El dolor de los familiares de las víctimas de los delitos comunes que tienen lugar todos los días o día por medio es entendible. Una madre, un padre, un hermano, los hemos visto y escuchado. Del falso ingeniero Blumberg en adelante o para el costado, han salido en los últimos años muchos pedidores de mano dura, pero nunca de mano tan pero tan dura como la que reclama esta platinada conductora de televisión que hace veinte años conocía a Gustavo Daniel Lanzavecchia, pero recién el año pasado se enteró de su nombre. Lo había nombrado Gustavo Damián, como dijo ella misma, ya perdida en su halo suprahumano de diva televisiva. En esa esfera olímpica, donde viven los dioses y las diosas mediáticos, a los colaboradores se los renombra y se los reinventa. Y se los evoca: “Era un ser maravilloso. Me gustaban unas pastillas de menta y él decía dejá, te las traigo de Uruguay. Era pura bondad”.

A Susana Giménez anoche le temblaba la voz, y era creíble su indignación, su desconsuelo. Pero ni la indignación ni el desconsuelo de una estrella televisiva pueden tapar el peso político de esa conferencia de prensa convocada y del núcleo de su contenido, que evidentemente no fue producto del dolor ni de la sorpresa, sino más bien de una convicción. Porque “el que mata tiene que morir” es una frase terrible, atroz, que no puede ser pasada en limpio como el desahogo de una mujer que vive entre rosas amarillas.

Susana Giménez no es tonta ni nada que se le parezca. Sencillamente es una mujer que sólo se sensibiliza ante dramas que la tocan a ella. Porque si “el que mata tuviera que morir”, en este país hubieran pasado cosas abismalmente horribles, que otros seres tan doloridos, mucho más doloridos que ella, se cuidaron de decir, de pensar, de llevar al acto. “Diabólico”, “repugnante”, fueron los adjetivos que usó Giménez para referirse al crimen, que por cierto tuvo esos ribetes.

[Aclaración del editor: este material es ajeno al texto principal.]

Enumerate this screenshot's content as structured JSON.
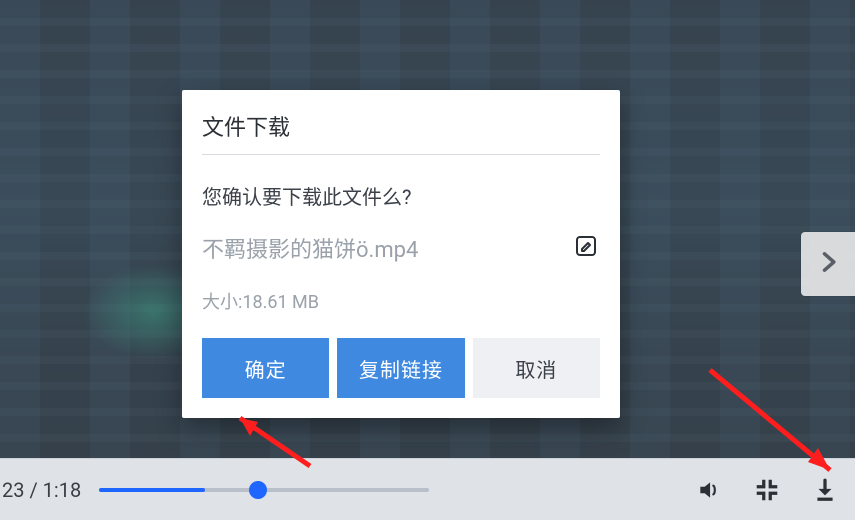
{
  "player": {
    "time_display": "23 / 1:18",
    "progress": {
      "percent": 32,
      "thumb_percent": 48
    },
    "icons": {
      "volume": "volume-icon",
      "exit_fullscreen": "exit-fullscreen-icon",
      "download": "download-icon",
      "next": "chevron-right-icon"
    }
  },
  "dialog": {
    "title": "文件下载",
    "confirm_text": "您确认要下载此文件么?",
    "file_name": "不羁摄影的猫饼ö.mp4",
    "size_label": "大小:18.61 MB",
    "buttons": {
      "ok": "确定",
      "copy_link": "复制链接",
      "cancel": "取消"
    }
  },
  "colors": {
    "accent": "#3f8ae0",
    "progress": "#1f66ff",
    "annotation": "#ff1e1e"
  }
}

Lanzavecchia no habría podido impedir el robo del auto. Lo mataron con ese sadismo inexplicable que no puede explicarse, que supera los límites del entendimiento.

Sin embargo, algo hacía falsa escuadra en las declaraciones de Giménez, que repetía ante el nudo de micrófonos: “Durante veinte años vivió para mí”. En este país ha muerto mucha gente que no vivió para Susana Giménez ni mucho menos, y ese pedido afónico de la pena de muerte no pudo sustraerse a un narcisismo incomprensible que va mucho más allá de una conductora de televisión dolorida. Ni la fama ni el éxito ni el rating ni la popularidad son herramientas habilitadoras para decir las cosas brutales que dijo ayer Giménez, una mujer acostumbrada a que tampoco a ella se la llame por su nombre. Es común reemplazar su nombre y apellido por “la diva”. Una diva televisiva no es más que alguien que hace un programa de televisión que mira mucha gente. Eso es todo. El dolor que un crimen le despierte, el dolor por la pérdida de alguien tan querido, el dolor y la impotencia por la muerte de alguien que “vivía para ella” no son excusa para poner en escena la aberrante figura de la pena de muerte. Y muchísimo menos, la habilita a hablar de los derechos humanos como “estupideces”.

“¿De qué tienen miedo? ¿De ser impopulares?”, preguntó la conductora televisiva que construyó su imperio fingiendo no saber que los dinosaurios son fósiles. Esa es su vara. Ni se le ocurre que hay mucha gente que no quiere la pena de muerte por racionalidad y convicción.